2007年5月29日星期二

Mogao Grottoes


The Mogao Caves, or Mogao Grottoes are along the Silk Road in China.
The Silk Road was the route that Marco Polo and his other travelers took to trade for spices to preserve meat in China from Europe. The Mogao Caves form a system of 492 temples near Dunhuang, in Gansu province, China. They are also known as the Caves of the Thousand Buddhas, Qianfodong , or the Dunhuang Caves. The use of the word "cave" is a bit of a misnomer, since these are not natural, but instead examples of rock-cut architecture.
History
Local legend says that in 366 CE the Buddhist monk Lezun (樂尊) had a vision of a thousand Buddhas and convinced a wealthy Silk Road pilgrim to fund the first of the temples. The temples eventually grew to number more than a thousand. From the 4th until the 14th century, Buddhist monks at Dunhuang collected scriptures from the west, and many pilgrims passed through the area, painting murals inside the caves. The murals cover 450,000 square feet (42,000 m²). The caves were walled off sometime around the 11th century, after they had become a dumping ground for old, damaged or used manuscripts; the documents were still sacred, and it has been suggested that:
The Mogao Caves are the best known of the Chinese Buddhist grottoes, and along with Longmen and Yungang are one of the three famous ancient sculptural sites of China.
Buddhist monks valued austerity in life, and they hoped that remote caves would aid their quest for enlightenment. The paintings served as aids to meditation, as visual representations of their quest for enlightenment, and as tools to inform illiterate Chinese about Buddhist beliefs and stories.
Around 1900, a Chinese Taoist named Wang Yuan-lu appointed himself guardian of some of these temples. Wang discovered walled up behind one side of a corridor leading to a main cave a small cave which was stuffed with an enormous hoard of manuscripts (all dating from between 406 and 1002 CE: old Chinese hemp paper scrolls, old Tibetan scrolls, paintings on hemp or silk or paper, many damaged figurines of Buddhas, and other Buddhist paraphernalia. The subject matter is diverse: the expected Buddhist canonical works are joined by original commentaries, apocryphal works, workbooks, books of prayers, Confucian works, Taoist works, works from the Chinese government, administrative documents, anthologies, glossaries, dictionaries, calligraphic exercises etc.
Rumors of this discovery brought several European expeditions by 1910: a joint British/Indian group led by Aurel Stein (who took hundreds of copies of the Diamond Sutra because he was unable to read Chinese); a French expedition under Paul Pelliot; a Japanese expedition under Otani Kozui which arrived after the Chinese government's forces; and a Russian expedition under Sergei F. Oldenburg which garnered the least of all.

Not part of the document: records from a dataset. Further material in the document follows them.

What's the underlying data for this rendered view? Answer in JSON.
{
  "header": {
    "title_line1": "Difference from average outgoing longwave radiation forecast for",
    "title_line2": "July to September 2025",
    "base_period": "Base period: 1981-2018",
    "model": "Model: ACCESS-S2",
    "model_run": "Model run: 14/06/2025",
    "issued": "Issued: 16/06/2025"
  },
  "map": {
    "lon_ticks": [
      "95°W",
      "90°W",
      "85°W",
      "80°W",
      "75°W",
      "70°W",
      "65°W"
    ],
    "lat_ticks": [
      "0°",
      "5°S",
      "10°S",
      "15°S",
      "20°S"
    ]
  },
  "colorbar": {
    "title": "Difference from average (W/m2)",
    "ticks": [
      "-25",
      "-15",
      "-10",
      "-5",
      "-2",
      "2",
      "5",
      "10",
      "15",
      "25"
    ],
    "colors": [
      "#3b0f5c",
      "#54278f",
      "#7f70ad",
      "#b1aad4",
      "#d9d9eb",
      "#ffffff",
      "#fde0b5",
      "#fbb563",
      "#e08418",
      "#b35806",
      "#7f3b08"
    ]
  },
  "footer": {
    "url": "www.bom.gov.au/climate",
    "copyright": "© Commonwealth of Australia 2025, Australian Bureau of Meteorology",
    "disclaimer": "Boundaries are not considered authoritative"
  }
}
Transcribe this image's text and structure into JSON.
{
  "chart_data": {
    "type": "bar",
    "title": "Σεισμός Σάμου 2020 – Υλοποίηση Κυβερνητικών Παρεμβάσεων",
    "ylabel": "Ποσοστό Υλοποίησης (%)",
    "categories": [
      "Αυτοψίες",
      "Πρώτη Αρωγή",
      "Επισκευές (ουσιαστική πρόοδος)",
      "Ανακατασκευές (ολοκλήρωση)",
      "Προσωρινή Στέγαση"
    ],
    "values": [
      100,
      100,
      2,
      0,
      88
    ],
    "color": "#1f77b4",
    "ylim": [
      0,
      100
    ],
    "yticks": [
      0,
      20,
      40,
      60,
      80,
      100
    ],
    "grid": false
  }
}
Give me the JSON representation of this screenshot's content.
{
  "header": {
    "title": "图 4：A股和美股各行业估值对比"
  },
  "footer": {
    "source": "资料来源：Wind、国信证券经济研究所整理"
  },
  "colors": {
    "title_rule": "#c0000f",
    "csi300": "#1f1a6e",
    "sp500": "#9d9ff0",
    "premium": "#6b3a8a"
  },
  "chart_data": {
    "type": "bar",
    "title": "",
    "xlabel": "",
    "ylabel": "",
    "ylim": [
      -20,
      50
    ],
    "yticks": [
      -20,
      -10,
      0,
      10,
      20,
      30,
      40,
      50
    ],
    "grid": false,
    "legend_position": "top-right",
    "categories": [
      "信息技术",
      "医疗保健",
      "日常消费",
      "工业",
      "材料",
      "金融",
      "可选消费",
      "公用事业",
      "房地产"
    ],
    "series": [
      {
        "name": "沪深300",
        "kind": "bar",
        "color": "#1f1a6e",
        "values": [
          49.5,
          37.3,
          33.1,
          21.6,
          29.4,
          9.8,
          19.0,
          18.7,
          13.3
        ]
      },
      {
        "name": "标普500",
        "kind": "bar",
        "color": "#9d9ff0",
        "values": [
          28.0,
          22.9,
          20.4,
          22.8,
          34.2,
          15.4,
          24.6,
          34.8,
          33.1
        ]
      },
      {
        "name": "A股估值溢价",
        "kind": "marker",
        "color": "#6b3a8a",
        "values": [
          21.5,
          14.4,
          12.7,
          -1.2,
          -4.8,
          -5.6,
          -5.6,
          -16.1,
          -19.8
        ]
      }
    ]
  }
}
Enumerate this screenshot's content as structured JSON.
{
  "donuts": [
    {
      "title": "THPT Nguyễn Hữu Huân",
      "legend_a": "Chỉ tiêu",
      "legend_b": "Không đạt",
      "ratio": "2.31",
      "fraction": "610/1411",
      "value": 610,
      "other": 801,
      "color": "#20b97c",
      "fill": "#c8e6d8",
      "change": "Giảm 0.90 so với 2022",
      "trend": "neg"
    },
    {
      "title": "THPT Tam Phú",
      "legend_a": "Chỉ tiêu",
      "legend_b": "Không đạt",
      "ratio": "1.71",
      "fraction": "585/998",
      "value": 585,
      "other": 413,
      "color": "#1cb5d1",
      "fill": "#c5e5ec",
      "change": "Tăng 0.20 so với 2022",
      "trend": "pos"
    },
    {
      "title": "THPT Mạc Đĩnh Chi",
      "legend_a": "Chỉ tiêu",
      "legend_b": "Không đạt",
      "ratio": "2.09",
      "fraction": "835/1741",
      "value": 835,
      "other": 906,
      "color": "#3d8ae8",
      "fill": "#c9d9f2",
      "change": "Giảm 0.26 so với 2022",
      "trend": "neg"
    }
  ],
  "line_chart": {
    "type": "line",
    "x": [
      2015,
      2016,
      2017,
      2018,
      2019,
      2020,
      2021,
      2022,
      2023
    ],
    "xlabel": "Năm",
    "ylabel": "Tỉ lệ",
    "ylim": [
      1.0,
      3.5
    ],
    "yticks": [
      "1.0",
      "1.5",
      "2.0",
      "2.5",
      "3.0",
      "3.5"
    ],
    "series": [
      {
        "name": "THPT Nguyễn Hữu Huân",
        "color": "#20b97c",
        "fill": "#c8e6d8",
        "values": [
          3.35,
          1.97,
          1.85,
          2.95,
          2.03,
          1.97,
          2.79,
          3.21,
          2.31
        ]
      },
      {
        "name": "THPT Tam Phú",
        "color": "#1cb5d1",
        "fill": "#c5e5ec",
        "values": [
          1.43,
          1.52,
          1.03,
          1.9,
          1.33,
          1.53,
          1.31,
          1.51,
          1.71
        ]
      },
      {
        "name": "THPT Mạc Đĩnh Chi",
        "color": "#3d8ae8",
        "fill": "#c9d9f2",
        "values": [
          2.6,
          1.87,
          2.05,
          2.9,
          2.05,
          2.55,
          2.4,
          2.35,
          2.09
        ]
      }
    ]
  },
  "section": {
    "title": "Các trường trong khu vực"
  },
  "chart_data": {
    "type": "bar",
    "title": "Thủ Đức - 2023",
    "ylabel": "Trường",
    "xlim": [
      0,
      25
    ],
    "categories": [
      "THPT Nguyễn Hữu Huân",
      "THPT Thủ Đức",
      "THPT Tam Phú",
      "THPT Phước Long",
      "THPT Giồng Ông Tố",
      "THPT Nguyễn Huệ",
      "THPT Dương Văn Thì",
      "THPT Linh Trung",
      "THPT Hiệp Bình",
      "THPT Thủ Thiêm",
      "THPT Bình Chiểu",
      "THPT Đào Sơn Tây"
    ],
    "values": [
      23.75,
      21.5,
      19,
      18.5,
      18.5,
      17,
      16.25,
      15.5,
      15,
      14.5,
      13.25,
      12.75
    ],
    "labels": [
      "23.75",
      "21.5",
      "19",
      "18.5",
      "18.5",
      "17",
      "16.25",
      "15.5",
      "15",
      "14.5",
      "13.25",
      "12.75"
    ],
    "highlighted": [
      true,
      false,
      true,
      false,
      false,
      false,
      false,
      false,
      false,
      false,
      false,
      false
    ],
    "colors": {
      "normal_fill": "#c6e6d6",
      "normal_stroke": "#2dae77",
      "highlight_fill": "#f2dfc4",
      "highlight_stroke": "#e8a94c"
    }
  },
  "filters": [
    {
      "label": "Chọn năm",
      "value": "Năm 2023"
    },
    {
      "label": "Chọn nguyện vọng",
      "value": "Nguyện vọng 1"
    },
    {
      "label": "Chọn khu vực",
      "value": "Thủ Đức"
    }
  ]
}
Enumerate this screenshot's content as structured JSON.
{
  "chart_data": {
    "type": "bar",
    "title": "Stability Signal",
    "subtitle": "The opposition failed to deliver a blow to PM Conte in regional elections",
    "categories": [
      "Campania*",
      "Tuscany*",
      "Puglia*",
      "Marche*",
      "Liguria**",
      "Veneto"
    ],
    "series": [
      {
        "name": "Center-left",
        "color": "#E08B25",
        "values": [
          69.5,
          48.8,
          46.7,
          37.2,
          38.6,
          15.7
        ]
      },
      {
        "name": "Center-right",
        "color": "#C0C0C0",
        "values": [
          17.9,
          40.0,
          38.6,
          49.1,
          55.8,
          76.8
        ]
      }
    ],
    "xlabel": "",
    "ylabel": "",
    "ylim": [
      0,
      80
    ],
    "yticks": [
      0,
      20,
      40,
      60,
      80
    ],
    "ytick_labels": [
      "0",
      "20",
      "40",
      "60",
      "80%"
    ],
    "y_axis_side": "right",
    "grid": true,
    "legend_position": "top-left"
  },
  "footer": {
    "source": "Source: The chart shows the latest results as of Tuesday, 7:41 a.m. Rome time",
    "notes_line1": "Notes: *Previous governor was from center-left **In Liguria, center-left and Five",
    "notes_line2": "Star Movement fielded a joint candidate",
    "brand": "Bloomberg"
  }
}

Pelloit was interested in the more unusual and exotic of Wang's manuscripts, such as documents dealing with the administration and financing of the monastery and associated lay men's groups which survived only because they formed a sort of palimpsest in which Buddhist texts (which were why they were preserved) were written on the other side of the paper. The remaining Chinese manuscripts were sent to Peking (Beijing) at the order of the Chinese government (the mass of Tibetan manuscripts remained).
Wang embarked on an ambitious refurbishment of the temples, funded in part by soliciting donations from neighboring towns, and in part by donations from Stein and Pelliot.
Today, the site is an important tourist attraction and the subject of an ongoing archaeological project.
The Mogao Caves became one of the UNESCO World Heritage Sites in 1987.
Mogao Caves in popular culture
* The Mogao manuscript trove forms the backdrop of the plotline of the Japanese movie The Silk Road (1988, English subtitles), adapted from a 1959 novel by Yasushi Inoue.* One of the stories from the caves were adapted into a Chinese animation in 1981 titled a A Deer of Nine Colors.